The Mayflower Compact, signed by 41 English colonists on the ship Mayflower on November 11, 1620, was the first written framework of government established in what is now the United States. The compact was drafted to prevent dissent amongst Puritans and non-separatist Pilgrims who had landed at Plymouth a few days earlier.
The Mayflower carried not only the Pilgrims but a few other settlers as well. When it arrived at Cape Cod, several hundred miles north of its planned destination in Virginia owing to storms at sea, the passengers realized they were outside the bounds of the governmental authority they had contracted with in England.

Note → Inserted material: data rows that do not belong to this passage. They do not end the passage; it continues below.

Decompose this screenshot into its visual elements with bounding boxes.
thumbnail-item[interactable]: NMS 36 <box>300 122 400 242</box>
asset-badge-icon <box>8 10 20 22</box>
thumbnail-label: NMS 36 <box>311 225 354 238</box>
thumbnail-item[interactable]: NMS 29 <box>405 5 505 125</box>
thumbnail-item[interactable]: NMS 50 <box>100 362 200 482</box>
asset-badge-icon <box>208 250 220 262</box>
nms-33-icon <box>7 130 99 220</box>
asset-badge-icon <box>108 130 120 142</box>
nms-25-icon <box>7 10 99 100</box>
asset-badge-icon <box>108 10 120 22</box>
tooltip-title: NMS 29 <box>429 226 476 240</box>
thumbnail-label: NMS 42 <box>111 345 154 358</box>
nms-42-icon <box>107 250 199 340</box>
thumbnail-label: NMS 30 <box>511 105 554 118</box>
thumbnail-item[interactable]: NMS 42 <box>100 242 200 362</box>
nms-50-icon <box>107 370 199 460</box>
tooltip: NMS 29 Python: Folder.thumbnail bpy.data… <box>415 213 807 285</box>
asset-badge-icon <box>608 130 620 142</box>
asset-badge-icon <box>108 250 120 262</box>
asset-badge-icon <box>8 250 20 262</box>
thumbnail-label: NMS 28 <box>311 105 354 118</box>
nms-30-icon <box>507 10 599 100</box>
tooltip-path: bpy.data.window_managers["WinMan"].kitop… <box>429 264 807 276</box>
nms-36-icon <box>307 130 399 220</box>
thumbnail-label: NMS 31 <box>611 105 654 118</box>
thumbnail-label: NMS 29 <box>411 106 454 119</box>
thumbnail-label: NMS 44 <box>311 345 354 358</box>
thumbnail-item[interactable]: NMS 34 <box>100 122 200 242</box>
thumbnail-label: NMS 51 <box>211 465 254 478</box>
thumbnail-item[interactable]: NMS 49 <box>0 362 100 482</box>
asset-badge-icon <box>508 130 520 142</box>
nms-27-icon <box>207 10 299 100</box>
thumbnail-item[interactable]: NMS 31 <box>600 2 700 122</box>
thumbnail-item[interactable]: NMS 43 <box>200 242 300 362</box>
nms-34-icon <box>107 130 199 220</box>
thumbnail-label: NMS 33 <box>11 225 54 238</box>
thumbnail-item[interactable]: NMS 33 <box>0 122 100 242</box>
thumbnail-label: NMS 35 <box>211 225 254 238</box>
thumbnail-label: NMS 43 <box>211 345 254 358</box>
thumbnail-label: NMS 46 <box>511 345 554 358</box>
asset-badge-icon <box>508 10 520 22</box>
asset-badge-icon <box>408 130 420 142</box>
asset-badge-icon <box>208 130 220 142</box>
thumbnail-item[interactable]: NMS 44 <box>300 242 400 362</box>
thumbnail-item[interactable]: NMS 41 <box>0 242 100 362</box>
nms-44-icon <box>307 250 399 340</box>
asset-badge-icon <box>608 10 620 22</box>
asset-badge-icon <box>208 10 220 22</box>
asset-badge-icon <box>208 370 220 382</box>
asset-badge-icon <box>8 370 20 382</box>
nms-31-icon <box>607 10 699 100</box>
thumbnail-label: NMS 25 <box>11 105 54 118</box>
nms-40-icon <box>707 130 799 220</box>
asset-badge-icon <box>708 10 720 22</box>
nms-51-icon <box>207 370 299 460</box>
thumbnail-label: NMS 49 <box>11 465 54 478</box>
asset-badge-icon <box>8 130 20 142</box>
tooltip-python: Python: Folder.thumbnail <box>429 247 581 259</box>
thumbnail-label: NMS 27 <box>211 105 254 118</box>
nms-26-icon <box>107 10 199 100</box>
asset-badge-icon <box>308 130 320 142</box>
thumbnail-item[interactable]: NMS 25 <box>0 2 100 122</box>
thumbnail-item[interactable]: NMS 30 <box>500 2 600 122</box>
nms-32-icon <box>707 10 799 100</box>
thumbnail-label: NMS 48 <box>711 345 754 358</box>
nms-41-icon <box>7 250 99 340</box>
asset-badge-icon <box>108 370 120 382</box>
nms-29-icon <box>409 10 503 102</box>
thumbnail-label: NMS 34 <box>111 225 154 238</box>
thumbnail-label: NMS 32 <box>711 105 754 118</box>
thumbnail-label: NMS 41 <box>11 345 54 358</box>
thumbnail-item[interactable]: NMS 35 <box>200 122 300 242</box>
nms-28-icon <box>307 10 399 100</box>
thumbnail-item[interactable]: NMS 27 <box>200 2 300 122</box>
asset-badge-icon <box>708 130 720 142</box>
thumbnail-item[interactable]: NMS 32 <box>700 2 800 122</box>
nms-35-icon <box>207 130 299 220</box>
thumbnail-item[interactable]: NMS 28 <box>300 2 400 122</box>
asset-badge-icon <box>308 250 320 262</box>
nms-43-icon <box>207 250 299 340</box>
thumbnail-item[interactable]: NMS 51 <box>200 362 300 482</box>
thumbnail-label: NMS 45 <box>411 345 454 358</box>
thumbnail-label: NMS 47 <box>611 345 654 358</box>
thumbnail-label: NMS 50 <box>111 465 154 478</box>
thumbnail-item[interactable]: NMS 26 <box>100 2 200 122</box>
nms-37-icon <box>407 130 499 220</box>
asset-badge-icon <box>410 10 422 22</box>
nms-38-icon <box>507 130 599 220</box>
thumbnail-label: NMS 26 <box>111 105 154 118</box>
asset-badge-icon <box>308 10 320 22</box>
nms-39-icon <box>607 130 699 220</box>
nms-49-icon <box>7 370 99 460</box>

William Bradford, the Pilgrim leader, was alarmed to learn that some of the others felt no obligation to respect the rules of the Pilgrims. In his words, they wanted to “use their owne libertie.” The male heads of Pilgrim and non-Pilgrim families therefore drew up a compact that bound all signers to accept whatever form of government was established after landing. The compact created a “Civil Body Politic” to enact “just and equal Laws, Ordinances, Acts, Constitutions and Offices.” Every adult male had to sign the agreement before going ashore. The compact remained in effect until Plymouth was incorporated into the short-lived Dominion of New England in 1686 and subsequently absorbed into the Massachusetts Bay Colony in 1691.